Truth! Truth! Truth! crieth the Lord of the Abyss of Hallucinations
.

“You are aware, of course, Sir John,” Jones went on, “that the Bavarian Illuminati, financed by the Rothschilds, secretly masterminded the revolutions which overthrew the old monarchist-feudal order and opened the way to the Tree’ market system in which monopolized Capital has come to dominate the modern world. The Illuminati, needless to say, had motives of their own: ‘There is no God but Man’ was their slogan before it was Crowley’s. In fact, the Ordo Templi Orientis, in its modern form, was created by amalgamating Leopold Engels’ revived Illuminati in 1888 with P. B. Randolph’s Hermetic Brotherhood
of Light. Randolph, an American Negro, had started as a voodoo priest but received his advanced training from the same dervish order behind Rasputin and the Young Turks. Theodore Reuss, the Outer Head of the Ordo Templi Orientis, we have reason to believe, was not just a spy on Marx and his group for the German military intelligence, but actually a double agent, spying on Germany for the Marxists. Crowley himself has certain links with Commander Marsden of our own Army Intelligence which I do not pretend to fathom. Isn’t it strange to think all of this goes back ultimately to Mansur-el-Hallaj, the dervish who was stoned to death by the orthodox Moslems in the ninth century for saying ‘I am the Truth and there is nothing within my turban but God’? Yet it was through Mansur’s disciples that the Knights Templar were initiated into the secret black rites of Tantric sex-magick….”

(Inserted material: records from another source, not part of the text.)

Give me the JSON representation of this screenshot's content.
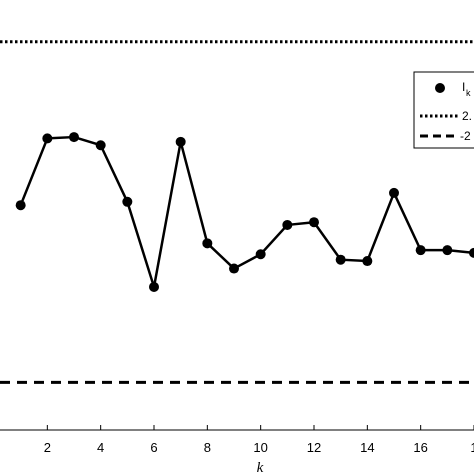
{
  "chart_data": {
    "type": "line",
    "xlabel": "k",
    "xticks": [
      "2",
      "4",
      "6",
      "8",
      "10",
      "12",
      "14",
      "16",
      "1"
    ],
    "xlim": [
      0,
      18.3
    ],
    "ylim": [
      -3.1,
      3.3
    ],
    "grid": false,
    "legend": {
      "placement": "top-right",
      "entries": [
        "I",
        "2.",
        "-2"
      ],
      "subscripts": [
        "k",
        "",
        ""
      ]
    },
    "series": [
      {
        "name": "I",
        "style": "solid-with-markers",
        "x": [
          1,
          2,
          3,
          4,
          5,
          6,
          7,
          8,
          9,
          10,
          11,
          12,
          13,
          14,
          15,
          16,
          17,
          18
        ],
        "y": [
          0.2,
          1.18,
          1.2,
          1.08,
          0.25,
          -1.0,
          1.13,
          -0.36,
          -0.73,
          -0.52,
          -0.09,
          -0.05,
          -0.6,
          -0.62,
          0.38,
          -0.46,
          -0.46,
          -0.5
        ]
      },
      {
        "name": "2.",
        "style": "dotted",
        "y": 2.6
      },
      {
        "name": "-2",
        "style": "dashed",
        "y": -2.4
      }
    ]
  }
}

And Old Mother Hubbard really is Isis in disguise and the bone she is seeking is the phallus of Osiris
, Sir John thought wildly.
Everything imaginable is true in some sense: if I believe enough that I can fly, I will simply float off into the stratosphere
….

“Arthur!” Verey cried, jolting Sir John out of these solipsistic reflections.

Jones and Babcock looked in the direction of the clergyman’s fixed stare. Across the street was a garden: Did a shadowy form move ambiguously therein, or was it just a tree swaying in the breeze?

“My God,” Verey whispered, almost staggering. “It’s my dead brother, Arthur!”

“It can’t be—you are confused,” Jones began to protest. The clergyman brushed him aside rudely.